Competition passes the testJAY P. GREENE & MARCUS A. WINTERS
Still more evidence that public schools improve when threatened with the loss of students and money.
Florida’s A+ program affords a unique opportunity to test these competing predictions. The A+ program offers all the students in schools that chronically fail the Florida Comprehensive Assessment Test (FCAT) the opportunity to use a voucher to transfer to a private school. Schools face the threat of vouchers only if they are failing. They can remove the threat by improving their test scores. Comparing the performance of schools that were threatened with vouchers and the performance of those that faced no such threat gives a measure of how public schools respond to competition.
The A+ Program
All public school students in Florida enrolled in grades 3 through 10 take FCAT exams in math, reading, and writing. Test results have consequences for both students and schools. Students must pass the reading portion of the FCAT in order to be promoted to 4th grade, and they must pass the 10th-grade test to graduate. In addition, all Florida schools are graded from A to F based on the share of their student bodies that scores at high levels on the FCAT and experiences gains in their test scores from year to year.

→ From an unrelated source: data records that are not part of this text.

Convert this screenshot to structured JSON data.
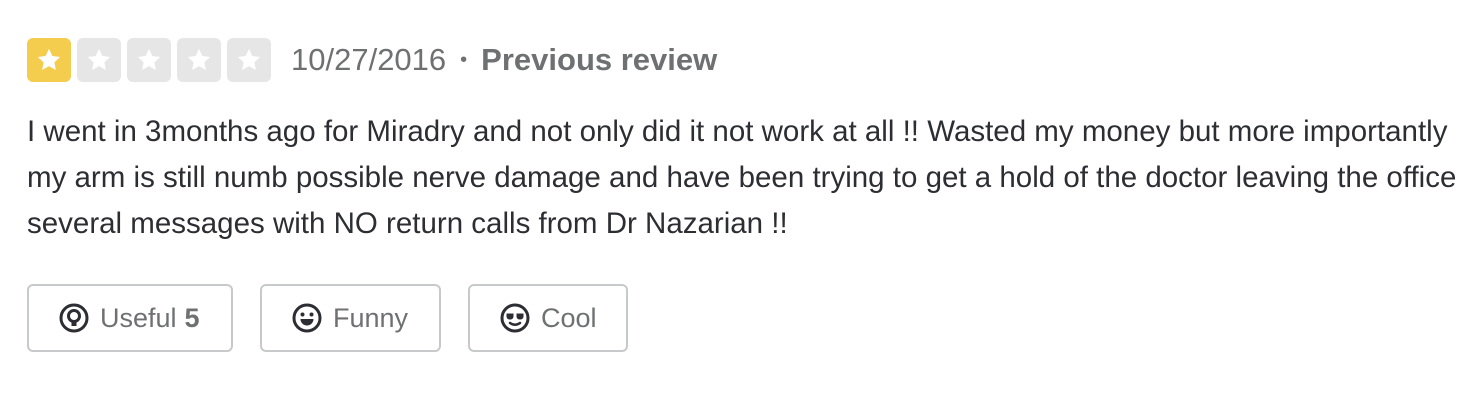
{
  "review": {
    "rating": 1,
    "rating_max": 5,
    "date": "10/27/2016",
    "separator": "•",
    "previous_review_label": "Previous review",
    "text": "I went in 3months ago for Miradry and not only did it not work at all !! Wasted my money but more importantly my arm is still numb possible nerve damage and have been trying to get a hold of the doctor leaving the office several messages with NO return calls from Dr Nazarian !!"
  },
  "actions": {
    "useful_label": "Useful",
    "useful_count": "5",
    "funny_label": "Funny",
    "cool_label": "Cool"
  },
  "colors": {
    "star_filled": "#f4cd4e",
    "star_empty": "#e6e6e6",
    "text": "#2d2e33",
    "muted": "#6e7072",
    "button_border": "#c8c9ca"
  },
  "icons": {
    "useful": "lightbulb-icon",
    "funny": "laughing-face-icon",
    "cool": "sunglasses-face-icon",
    "star": "star-icon"
  }
}
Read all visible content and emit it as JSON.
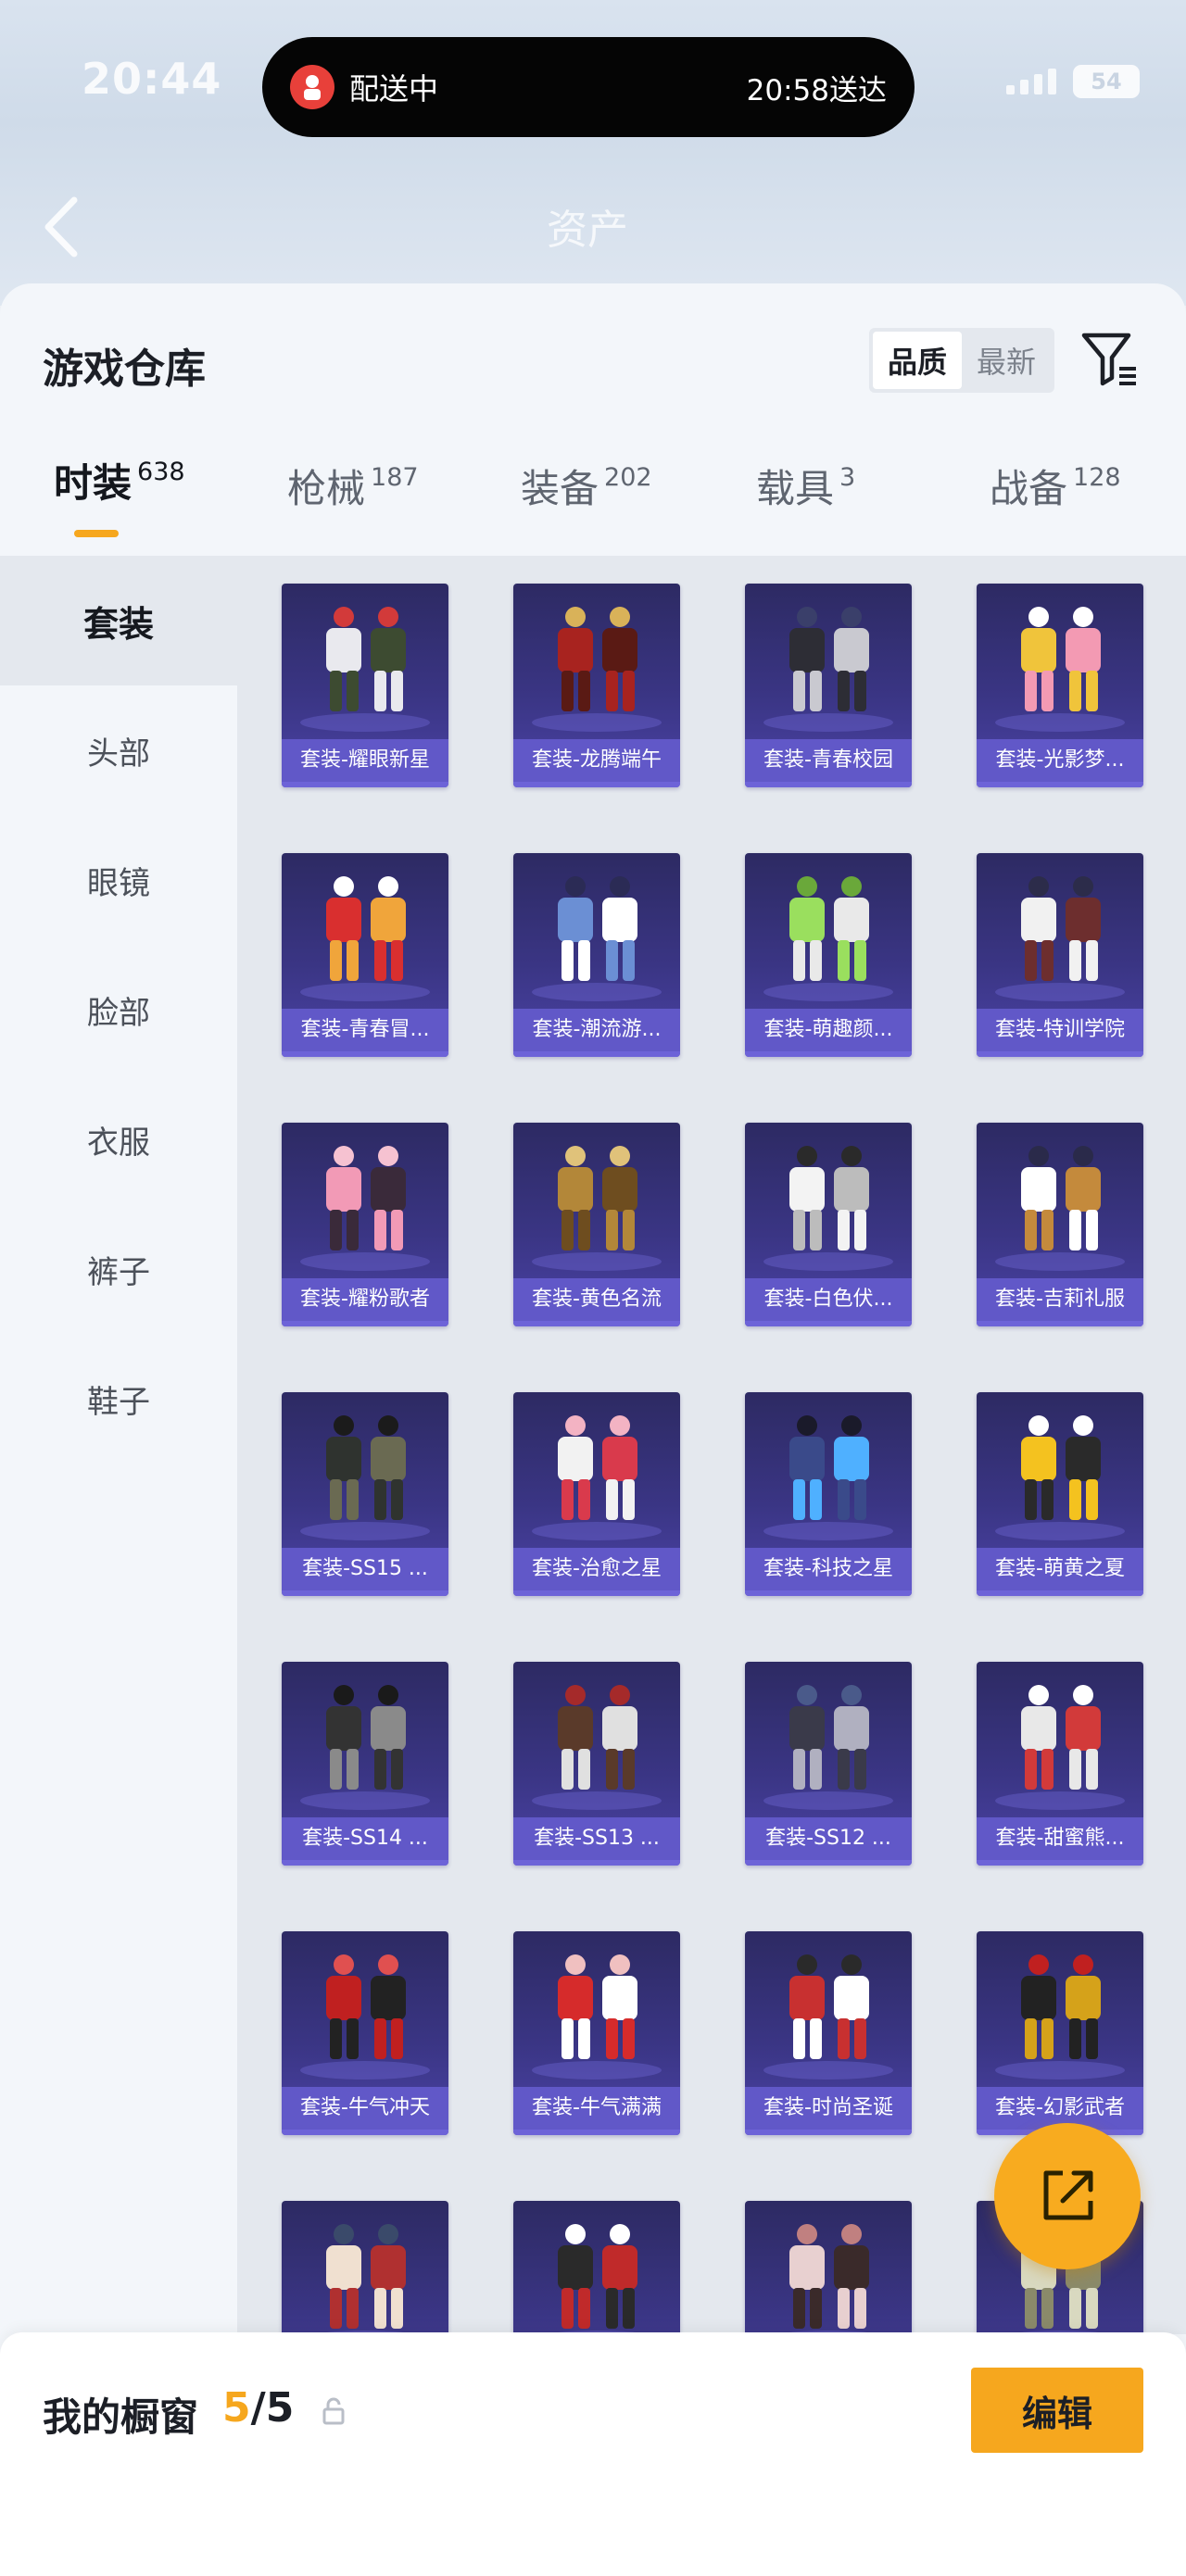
{
  "status_bar": {
    "time": "20:44",
    "battery": "54"
  },
  "dynamic_island": {
    "left_text": "配送中",
    "right_text": "20:58送达"
  },
  "background_header": {
    "title": "资产"
  },
  "panel": {
    "title": "游戏仓库"
  },
  "sort": {
    "options": [
      "品质",
      "最新"
    ],
    "selected": "品质"
  },
  "tabs": [
    {
      "label": "时装",
      "count": "638",
      "active": true
    },
    {
      "label": "枪械",
      "count": "187"
    },
    {
      "label": "装备",
      "count": "202"
    },
    {
      "label": "载具",
      "count": "3"
    },
    {
      "label": "战备",
      "count": "128"
    }
  ],
  "sidebar": {
    "items": [
      "套装",
      "头部",
      "眼镜",
      "脸部",
      "衣服",
      "裤子",
      "鞋子"
    ],
    "selected": "套装"
  },
  "items": [
    {
      "name": "套装-耀眼新星",
      "icon": "outfit-icon"
    },
    {
      "name": "套装-龙腾端午",
      "icon": "outfit-icon"
    },
    {
      "name": "套装-青春校园",
      "icon": "outfit-icon"
    },
    {
      "name": "套装-光影梦...",
      "icon": "outfit-icon"
    },
    {
      "name": "套装-青春冒...",
      "icon": "outfit-icon"
    },
    {
      "name": "套装-潮流游...",
      "icon": "outfit-icon"
    },
    {
      "name": "套装-萌趣颜...",
      "icon": "outfit-icon"
    },
    {
      "name": "套装-特训学院",
      "icon": "outfit-icon"
    },
    {
      "name": "套装-耀粉歌者",
      "icon": "outfit-icon"
    },
    {
      "name": "套装-黄色名流",
      "icon": "outfit-icon"
    },
    {
      "name": "套装-白色伏...",
      "icon": "outfit-icon"
    },
    {
      "name": "套装-吉莉礼服",
      "icon": "outfit-icon"
    },
    {
      "name": "套装-SS15 ...",
      "icon": "outfit-icon"
    },
    {
      "name": "套装-治愈之星",
      "icon": "outfit-icon"
    },
    {
      "name": "套装-科技之星",
      "icon": "outfit-icon"
    },
    {
      "name": "套装-萌黄之夏",
      "icon": "outfit-icon"
    },
    {
      "name": "套装-SS14 ...",
      "icon": "outfit-icon"
    },
    {
      "name": "套装-SS13 ...",
      "icon": "outfit-icon"
    },
    {
      "name": "套装-SS12 ...",
      "icon": "outfit-icon"
    },
    {
      "name": "套装-甜蜜熊...",
      "icon": "outfit-icon"
    },
    {
      "name": "套装-牛气冲天",
      "icon": "outfit-icon"
    },
    {
      "name": "套装-牛气满满",
      "icon": "outfit-icon"
    },
    {
      "name": "套装-时尚圣诞",
      "icon": "outfit-icon"
    },
    {
      "name": "套装-幻影武者",
      "icon": "outfit-icon"
    },
    {
      "name": "",
      "icon": "outfit-icon"
    },
    {
      "name": "",
      "icon": "outfit-icon"
    },
    {
      "name": "",
      "icon": "outfit-icon"
    },
    {
      "name": "",
      "icon": "outfit-icon"
    }
  ],
  "showcase": {
    "label": "我的橱窗",
    "current": "5",
    "separator": "/",
    "total": "5"
  },
  "edit_label": "编辑",
  "colors": {
    "accent": "#f6a71e",
    "card_bg": "#3a3584",
    "card_label_bg": "#6158c8",
    "island": "#050505"
  }
}
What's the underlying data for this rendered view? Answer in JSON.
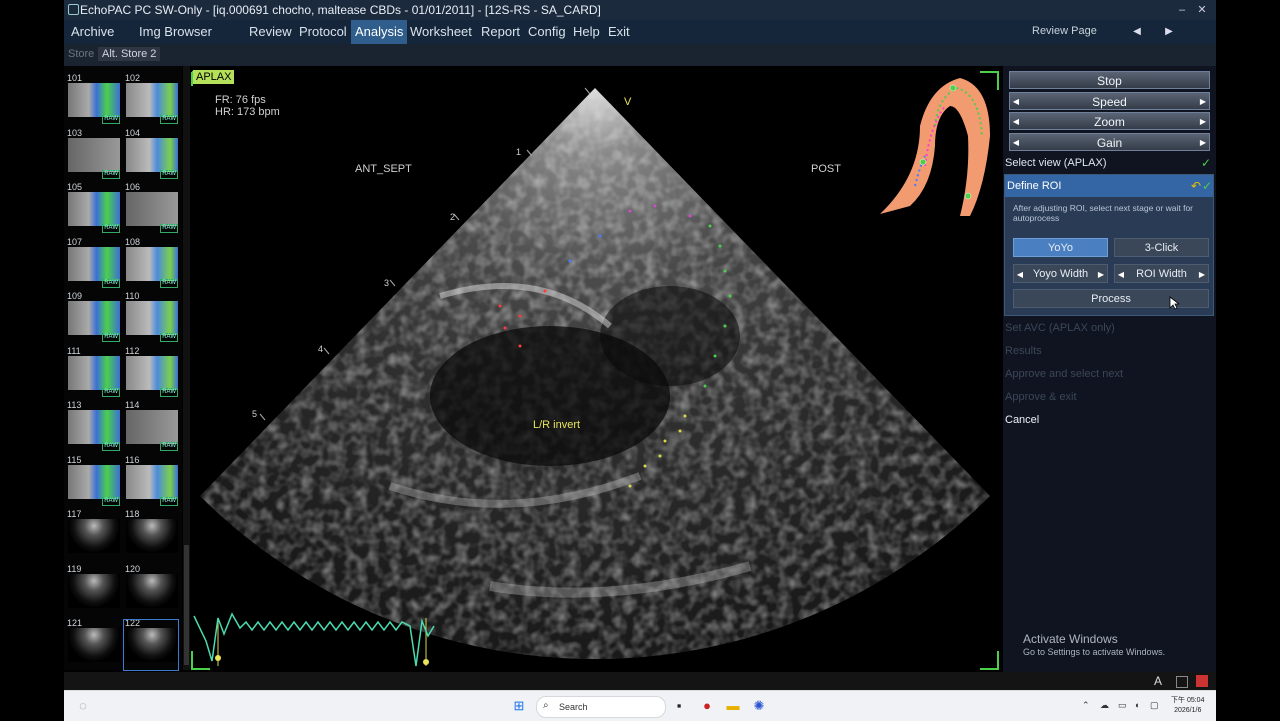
{
  "window": {
    "title": "EchoPAC PC SW-Only - [iq.000691 chocho, maltease CBDs - 01/01/2011] - [12S-RS - SA_CARD]",
    "minimize": "–",
    "close": "✕"
  },
  "menu": {
    "items": [
      "Archive",
      "Img Browser",
      "Review",
      "Protocol",
      "Analysis",
      "Worksheet",
      "Report",
      "Config",
      "Help",
      "Exit"
    ],
    "first": "Archive",
    "active": "Analysis",
    "review_page": "Review Page",
    "prev": "◀",
    "next": "▶"
  },
  "store": {
    "store_label": "Store",
    "alt_store_label": "Alt. Store 2"
  },
  "thumbnails": [
    {
      "num": "101",
      "raw": "RAW"
    },
    {
      "num": "102",
      "raw": "RAW"
    },
    {
      "num": "103",
      "raw": "RAW"
    },
    {
      "num": "104",
      "raw": "RAW"
    },
    {
      "num": "105",
      "raw": "RAW"
    },
    {
      "num": "106",
      "raw": "RAW"
    },
    {
      "num": "107",
      "raw": "RAW"
    },
    {
      "num": "108",
      "raw": "RAW"
    },
    {
      "num": "109",
      "raw": "RAW"
    },
    {
      "num": "110",
      "raw": "RAW"
    },
    {
      "num": "111",
      "raw": "RAW"
    },
    {
      "num": "112",
      "raw": "RAW"
    },
    {
      "num": "113",
      "raw": "RAW"
    },
    {
      "num": "114",
      "raw": "RAW"
    },
    {
      "num": "115",
      "raw": "RAW"
    },
    {
      "num": "116",
      "raw": "RAW"
    },
    {
      "num": "117",
      "raw": ""
    },
    {
      "num": "118",
      "raw": ""
    },
    {
      "num": "119",
      "raw": ""
    },
    {
      "num": "120",
      "raw": ""
    },
    {
      "num": "121",
      "raw": ""
    },
    {
      "num": "122",
      "raw": ""
    }
  ],
  "image": {
    "view_tag": "APLAX",
    "fr": "FR: 76 fps",
    "hr": "HR: 173 bpm",
    "ant_sept": "ANT_SEPT",
    "post": "POST",
    "apex_marker": "V",
    "lr_invert": "L/R invert",
    "depth_marks": [
      "1",
      "2",
      "3",
      "4",
      "5"
    ]
  },
  "panel": {
    "stop": "Stop",
    "speed": "Speed",
    "zoom": "Zoom",
    "gain": "Gain",
    "select_view": "Select view (APLAX)",
    "define_roi": "Define ROI",
    "roi_hint": "After adjusting ROI, select next stage or wait for autoprocess",
    "yoyo": "YoYo",
    "three_click": "3-Click",
    "yoyo_width": "Yoyo Width",
    "roi_width": "ROI Width",
    "process": "Process",
    "set_avc": "Set AVC (APLAX only)",
    "results": "Results",
    "approve_next": "Approve and select next",
    "approve_exit": "Approve & exit",
    "cancel": "Cancel",
    "check": "✓",
    "arrow_left": "◀",
    "arrow_right": "▶",
    "dim_text_color": "#3c4657",
    "check_color": "#4bd04b"
  },
  "watermark": {
    "title": "Activate Windows",
    "subtitle": "Go to Settings to activate Windows."
  },
  "taskbar": {
    "search_placeholder": "Search",
    "tray_letter": "A",
    "clock_line1": "下午 05:04",
    "clock_line2": "2026/1/6"
  }
}
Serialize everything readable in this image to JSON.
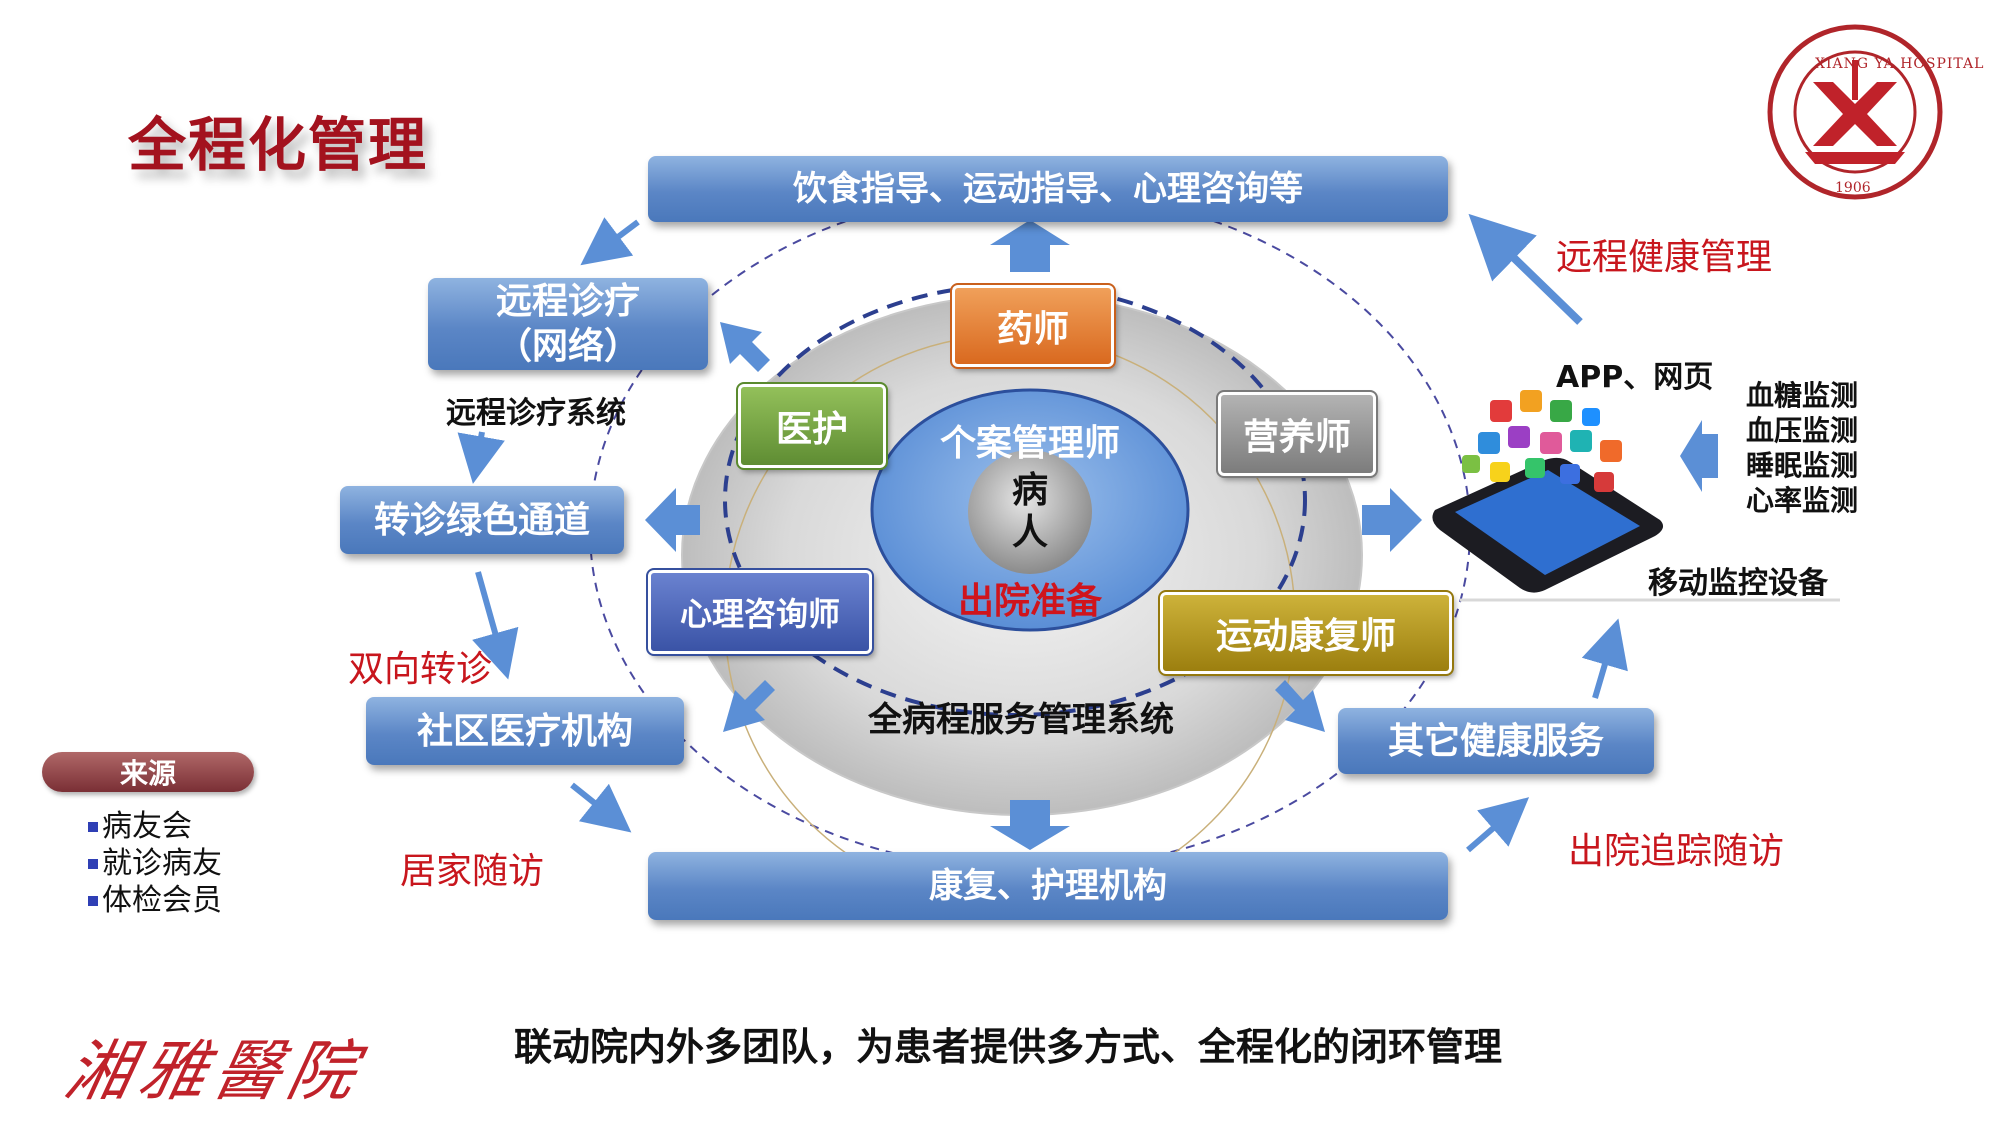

A school’s grade is lowered a level if less than half of its worst students (those in the bottom 25 percent at the school) make a year’s worth of learning gains. In order to receive a grade, schools must test at least 90 percent of their students; otherwise, they receive an Incomplete and, after an investigation, the state commissioner of education assigns a grade to the school.
Schools that receive a grade of F twice during any four-year period are deemed chronically failing. Their students then become eligible to receive vouchers, called opportunity scholarships, which they can use at another public school or at a private school. The vouchers are worth the lesser of per-pupil spending in the public schools or the cost of attending the chosen private school.
Schools can take themselves off the chronically failing list by earning higher grades in future years. However, students who use vouchers to attend private schools can keep their vouchers until either they return to a public school or the grade levels offered by the private school run out. For example, if a student uses a voucher to attend 6th grade at a K–8 private school and the failing public school manages to turn things around the next year, the student may keep his voucher until he completes the 8th grade. Thereafter, if his family wants to keep him in private school it must do so at its own expense.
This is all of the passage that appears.